Feb 262013

Daily Update 3.1

Week 4: Module 3: Date 2/26/13

Module 3 is all about the ocean. This is a very big subject so we will just be able to touch on a few subjects. During the first week of Module 3 we will focus on the data that the JRH and its crew have been collecting. The second week will focus more on the biology of the ocean and exploring the species that they have encountered.

pH. What is pH and why is it important?

pH is the measure of hydrogen ion concentration, or how acidic or basic something is. The pH scale ranges from 0-14. A pH of 7 is neutral, less than 7 is acidic and greater than 7 is basic or alkaline. pH is measured on a base 10 logarithmic scale, this means that something with a pH of 1 is 10x more acidic than something with a pH of 2. When many people hear acid they think something that will burn or dissolve things. This is not incorrect but things have to be very acidic in order to burn you. The other side of the scale, basic, sounds very innocuous but things that are highly basic can burn and dissolve things as well. Take a look at the image below:




Are you surprised by the pH of any of the above? Because pH is a logarithmic function, slight changes in pH can have a very large impact. For example the human body has an internal pH in the range of 7.35-7.45. If your pH strays too far from this range a number of serious effects on the body can occur.

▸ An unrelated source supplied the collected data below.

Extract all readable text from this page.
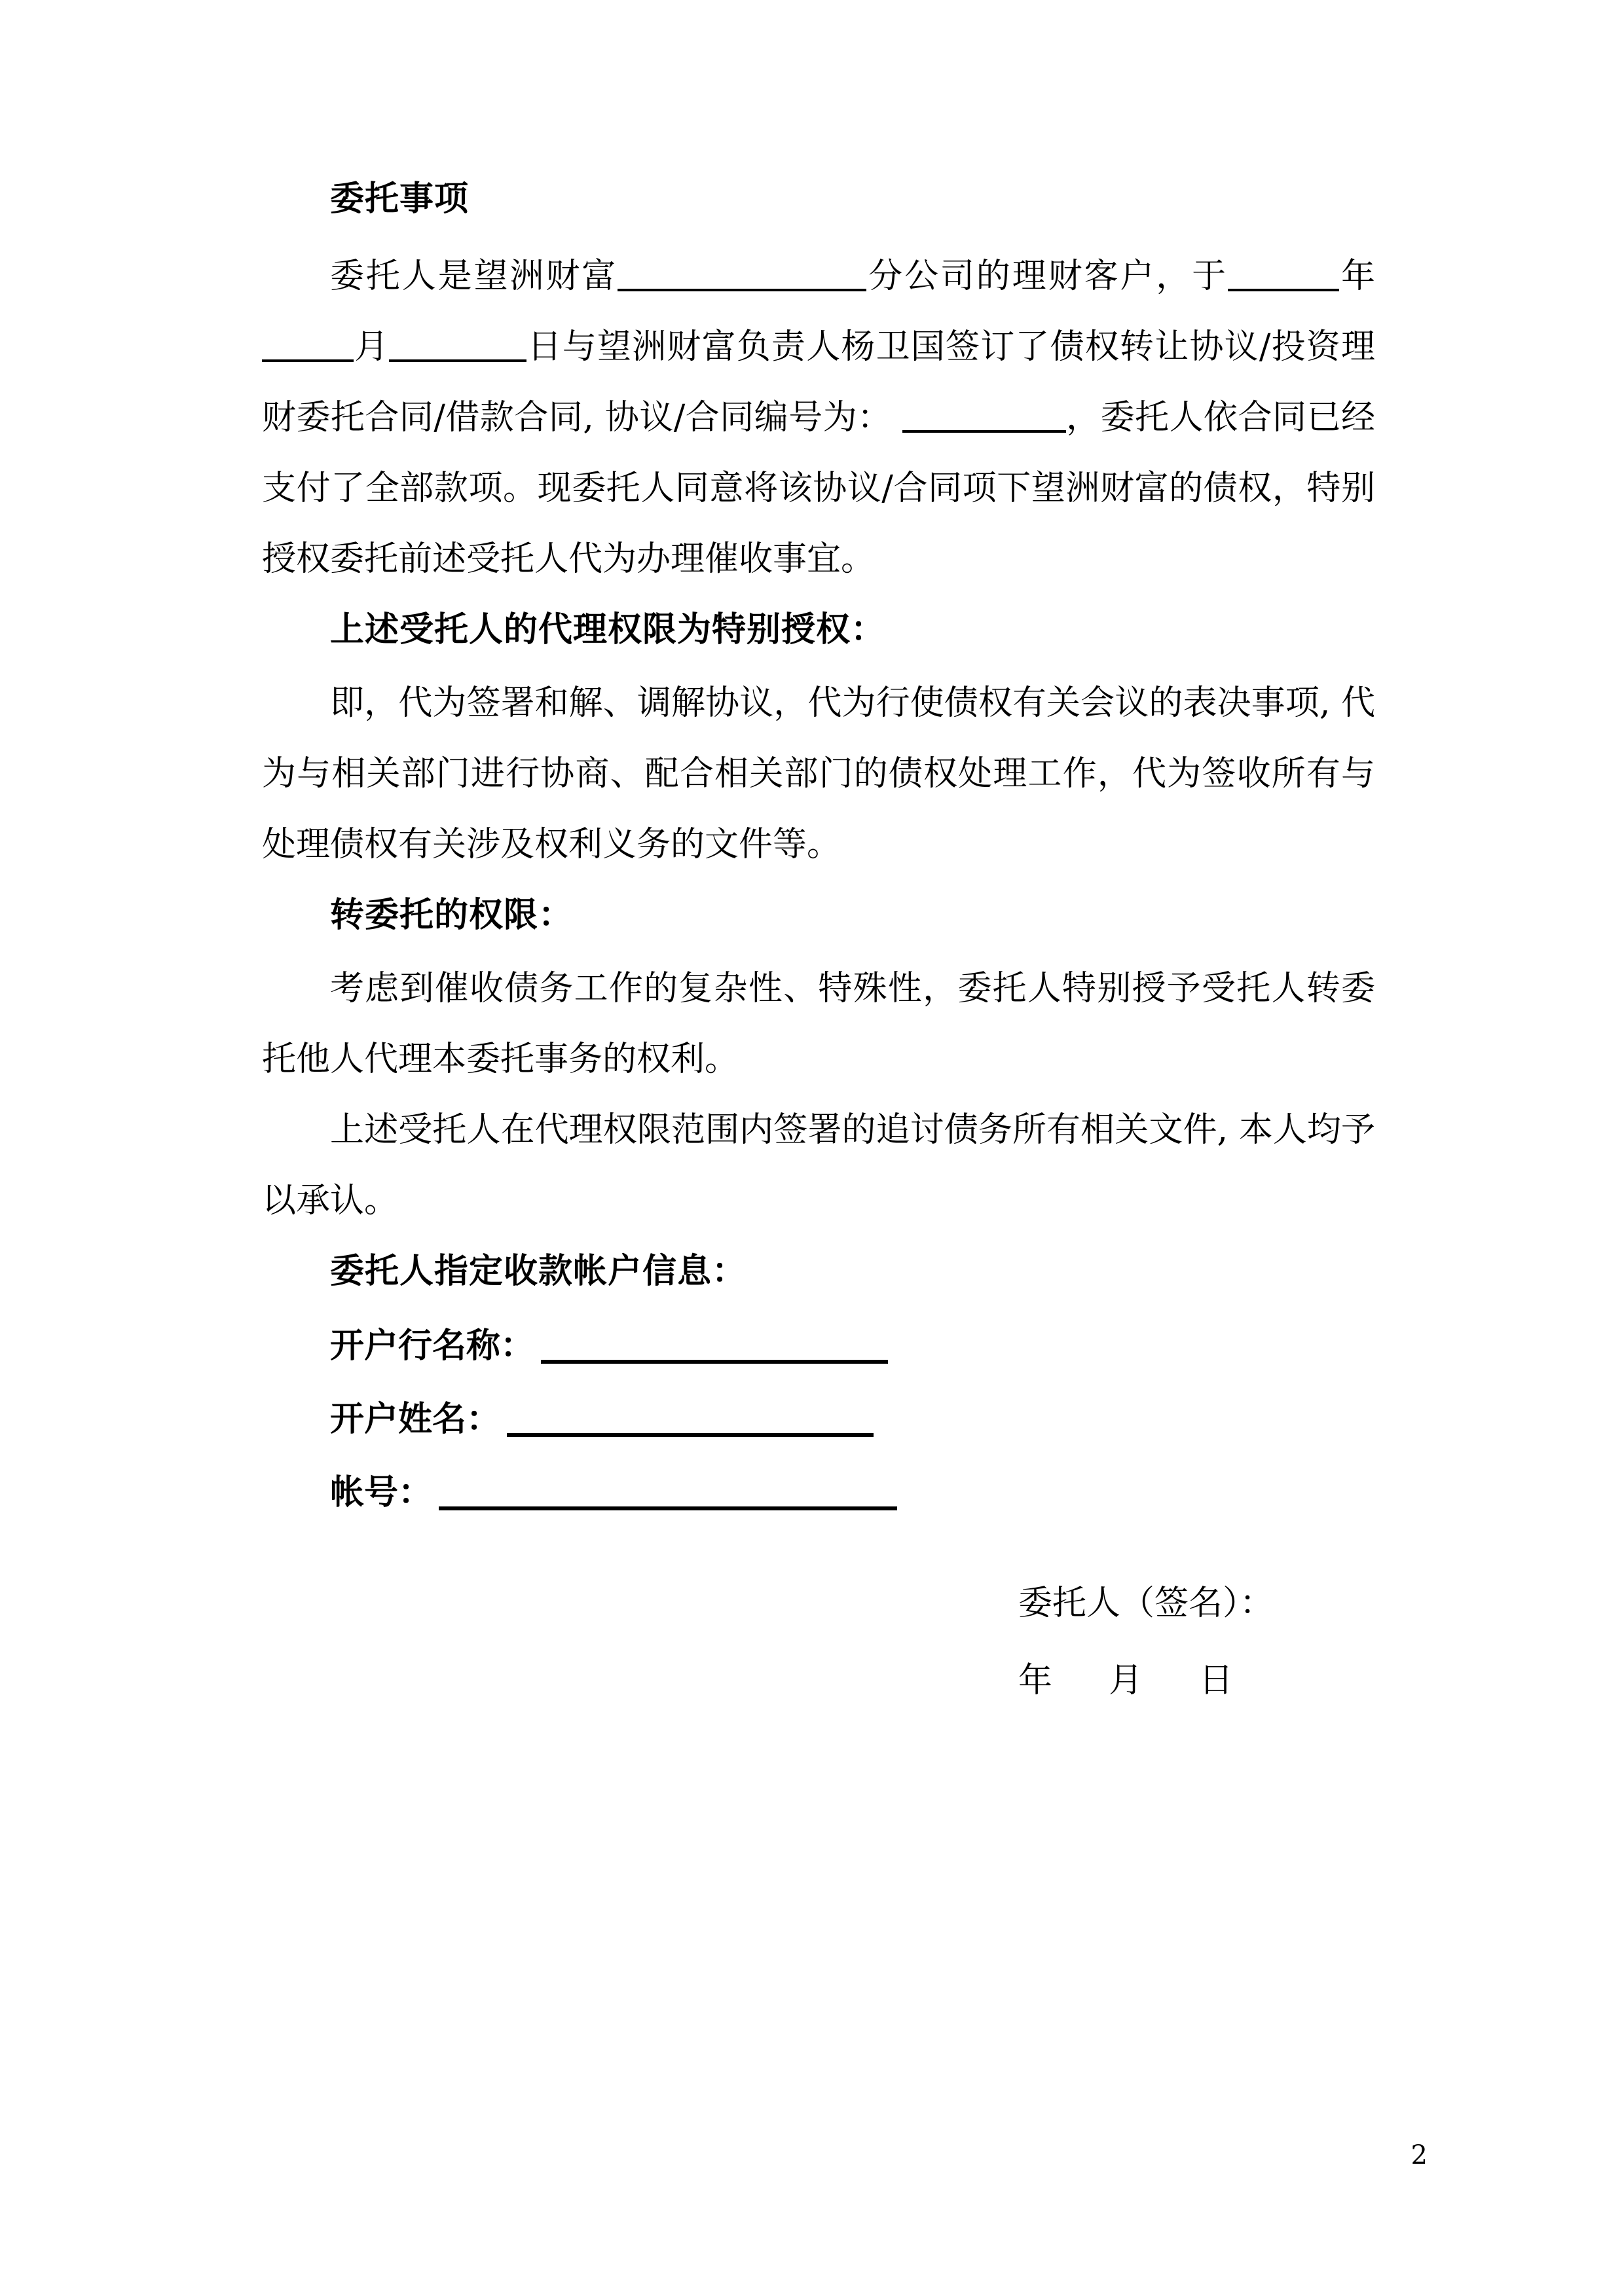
委托事项

委托人是望洲财富	分公司的理财客户，于	年月	日与望洲财富负责人杨卫国签订了债权转让协议/投资理财委托合同/借款合同, 协议/合同编号为：	，委托人依合同已经支付了全部款项。现委托人同意将该协议/合同项下望洲财富的债权，特别授权委托前述受托人代为办理催收事宜。

上述受托人的代理权限为特别授权：

即，代为签署和解、调解协议，代为行使债权有关会议的表决事项, 代为与相关部门进行协商、配合相关部门的债权处理工作，代为签收所有与处理债权有关涉及权利义务的文件等。

转委托的权限：

考虑到催收债务工作的复杂性、特殊性，委托人特别授予受托人转委托他人代理本委托事务的权利。

上述受托人在代理权限范围内签署的追讨债务所有相关文件, 本人均予以承认。

委托人指定收款帐户信息：
开户行名称：
开户姓名：
帐号：
委托人（签名）：
年 月 日
2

All living things have ideal pH ranges, some are very adaptable and can live in a wide range of pH levels, others have very specific ranges.

The ocean currently has a pH of around 8.1, this is believed to be a decrease of around 30% from the level it was in the 1700’s. This is a topic that is being studied quite extensively now, as the effects of this decrease are thought to be many and far reaching. The JRH has been measuring pH during their trip in order to contribute to the data on this subject. Here is a data plot of pH that is coming from the boat.


Some scientific models state that the ocean pH will be down to 7.9 by the year 2050. What do you think the effects on the ocean will be if this comes to pass?